Nike shareholders to vote on social proposals
Nike shareholders will vote on a proposal requesting disclosure around the company’s work to promote diversity and inclusion – and proposals on other social-related themes – as such measures have gained momentum this year.
The SEC earlier this month denied Nike’s request for no-action relief if it excluded a proposal filed on behalf of As You Sow. Specifically, the measure requests that Nike publish annual reporting assessing the company’s diversity and inclusion efforts, and that the reporting include at a minimum:
- The board process for assessing the effectiveness of its diversity, equity and inclusion (DE&I) programs
- The board’s assessment of program effectiveness as shown in any goals, metrics and trends related to the promotion, recruitment and retention of protected classes of employees.
In a supporting statement, As You Sow writes that investors are looking for ‘quantitative, comparable data to understand the effectiveness of [DE&I] programs within and between companies.’ It points to studies showing that, for example, companies with the greatest racial and ethnic diversity are 35 percent more likely to have financial returns above industry medians.
‘Nike provides insufficient quantitative data for investors to determine the effectiveness of its human capital management program as it relates to workplace diversity,’ As You Sow writes. ‘Unlike 71 percent of S&P 100 companies, Nike does not release its EEO1 form, the best practice for sharing workforce composition. Nor does the company release meaningful data related to the hiring, retention or promotion of its diverse employees.’

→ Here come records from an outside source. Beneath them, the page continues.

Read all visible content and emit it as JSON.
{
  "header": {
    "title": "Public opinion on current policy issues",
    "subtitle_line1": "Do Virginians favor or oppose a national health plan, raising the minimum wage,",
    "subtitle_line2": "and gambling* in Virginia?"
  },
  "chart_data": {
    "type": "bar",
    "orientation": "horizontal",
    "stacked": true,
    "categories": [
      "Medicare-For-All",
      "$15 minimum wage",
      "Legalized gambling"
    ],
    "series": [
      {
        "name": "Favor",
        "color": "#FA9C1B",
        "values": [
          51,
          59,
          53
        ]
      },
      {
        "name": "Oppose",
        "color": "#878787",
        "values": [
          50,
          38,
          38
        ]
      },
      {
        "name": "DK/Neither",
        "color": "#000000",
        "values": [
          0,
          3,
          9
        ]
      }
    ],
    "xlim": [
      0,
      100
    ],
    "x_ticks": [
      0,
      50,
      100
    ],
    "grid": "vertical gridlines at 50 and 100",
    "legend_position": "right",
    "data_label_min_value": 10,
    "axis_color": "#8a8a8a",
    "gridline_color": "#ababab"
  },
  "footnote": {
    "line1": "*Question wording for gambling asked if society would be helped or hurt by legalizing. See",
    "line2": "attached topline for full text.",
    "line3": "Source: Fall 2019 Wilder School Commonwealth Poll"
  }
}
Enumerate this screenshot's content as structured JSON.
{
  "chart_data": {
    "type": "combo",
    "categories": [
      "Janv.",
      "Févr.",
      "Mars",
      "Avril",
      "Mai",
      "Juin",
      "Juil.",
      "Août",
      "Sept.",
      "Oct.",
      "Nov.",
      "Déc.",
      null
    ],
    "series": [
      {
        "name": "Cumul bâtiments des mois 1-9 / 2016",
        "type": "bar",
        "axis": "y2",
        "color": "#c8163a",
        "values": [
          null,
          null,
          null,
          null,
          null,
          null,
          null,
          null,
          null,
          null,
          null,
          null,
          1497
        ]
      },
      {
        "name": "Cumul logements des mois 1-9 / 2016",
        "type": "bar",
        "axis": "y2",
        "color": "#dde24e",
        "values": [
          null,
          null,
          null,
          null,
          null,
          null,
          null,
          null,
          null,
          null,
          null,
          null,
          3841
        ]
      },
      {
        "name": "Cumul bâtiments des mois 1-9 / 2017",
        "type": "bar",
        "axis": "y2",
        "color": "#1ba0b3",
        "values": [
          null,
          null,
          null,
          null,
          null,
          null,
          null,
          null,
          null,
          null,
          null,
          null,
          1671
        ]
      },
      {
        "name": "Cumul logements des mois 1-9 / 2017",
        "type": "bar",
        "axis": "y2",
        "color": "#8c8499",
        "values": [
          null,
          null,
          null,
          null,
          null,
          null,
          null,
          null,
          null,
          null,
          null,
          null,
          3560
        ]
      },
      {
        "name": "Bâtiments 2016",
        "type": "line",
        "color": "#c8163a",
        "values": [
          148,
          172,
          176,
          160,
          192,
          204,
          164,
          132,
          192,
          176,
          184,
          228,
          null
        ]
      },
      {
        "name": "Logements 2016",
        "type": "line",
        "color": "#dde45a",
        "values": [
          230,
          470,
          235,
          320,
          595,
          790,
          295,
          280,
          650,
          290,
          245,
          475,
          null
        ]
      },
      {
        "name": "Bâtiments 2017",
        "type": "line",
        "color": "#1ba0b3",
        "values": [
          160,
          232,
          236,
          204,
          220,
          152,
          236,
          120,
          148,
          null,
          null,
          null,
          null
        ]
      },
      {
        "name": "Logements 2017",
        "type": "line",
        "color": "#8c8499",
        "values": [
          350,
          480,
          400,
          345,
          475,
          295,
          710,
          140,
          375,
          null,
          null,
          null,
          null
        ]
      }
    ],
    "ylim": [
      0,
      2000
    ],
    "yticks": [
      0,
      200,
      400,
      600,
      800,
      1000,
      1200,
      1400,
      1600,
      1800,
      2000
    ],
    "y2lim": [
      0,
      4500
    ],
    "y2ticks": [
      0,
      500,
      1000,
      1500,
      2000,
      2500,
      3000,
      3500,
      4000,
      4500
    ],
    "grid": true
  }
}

The company argued in its request for no-action relief that Rule 14a(i)(10) allows the company to exclude the proposal because its existing public disclosures already discuss its process for assessing its DE&I program and the company’s goals, metrics and trends related to its workforce diversity. The SEC did not agree.
The board in the company’s proxy statement urges shareholders to vote against the measure by arguing in part that:
- ‘We are committed to advancing [DE&I] at Nike, including enhancing the representation of diverse individuals at all levels of the company’
- ‘We continue to increase resources devoted to building a more diverse and inclusive workforce by scaling up our efforts to recruit, develop and retain diverse talent’
- ‘Our current initiatives and public disclosures… already address the essential objective of the proposal and provide our shareholders with detailed information about Nike’s commitment to increasing [DE&I] at all levels of the company.’
Growing support for E&S
According to early proxy season analysis from Georgeson covering AGMs between July 1, 2020 and June 2, 2021, investor support for environmental and social shareholder proposals at Russell 3000 companies has increased significantly this year.
Proposals related to diversity generally cover asking for racial equity audits, disclosure of EEO1 data and reporting on DE&I efforts. Although no racial equity audit proposals received majority support up to early June, half of those voted on received support in excess of 30 percent, which is significant for a first-time proposal. Two proposals asking for EEO1 data and four asking for reporting on DE&I efforts passed.
Nike’s 2021 AGM takes place on October 6. A request for comment from the company was not returned immediately.
Nike shareholders will also vote on other social-related proposals. One requests that the company provide a report, updated semi-annually, disclosing its policies and procedures for making contributions and expenditures, direct or indirect, with corporate funds or assets: (i) to participate or intervene in campaigns on behalf of or opposing any candidate for public office; or (ii) to influence the general public regarding an election or referendum. This report would not include spending on lobbying.
‘Especially since the [January 6, 2021] insurrectionist attack on our nation’s Capitol, transparency and accountability for political speech and actions are paramount,’ the proponents write. ‘Nike recognized this when it announced that its [political action committee] will not support any member of Congress who voted to decertify the Electoral College results.’
The board urges shareholders to vote against this proposal, arguing in the proxy statement that it recently approved updates to the company’s policy on corporate political contributions, industry associations, public policy statements and lobbying, which will become effective and be posted on the company’s website in January 2022.
It adds: ‘In the board’s judgment, more disclosure beyond the enhanced disclosures that we will provide under our updated policy would not be in the best interests of shareholders.’
Another proposal asks Nike to publish a report examining the actual and potential human rights impacts of its cotton-sourcing practices throughout the supply chain.
The board opposes this measure, arguing that Nike is committed to the responsible and sustainable sourcing of the materials used in its products. ‘Our current initiatives… already address the underlying rationale for the proposal and provide our shareholders with more relevant information about Nike’s commitment to human rights and responsible sourcing than the requested measure,’ it adds.
A final social proposal requests that Nike report on ‘median pay gaps across race and gender, including associated policy, reputational, competitive and operational risks, and risks related to recruiting and retaining diverse talent.’
The board again opposes the measure, arguing that it is ‘committed to the principle of equal pay for equal work and to enhancing the representation of diverse individuals at all levels of the company.’ It adds that ‘our current initiatives and public disclosures, including the pay equity data published in our annual impact report, already address the underlying rationale for the proposal and provide our shareholders with more relevant information about Nike’s commitment to pay equity and increasing [DE&I] at all levels of the company than the requested measure.’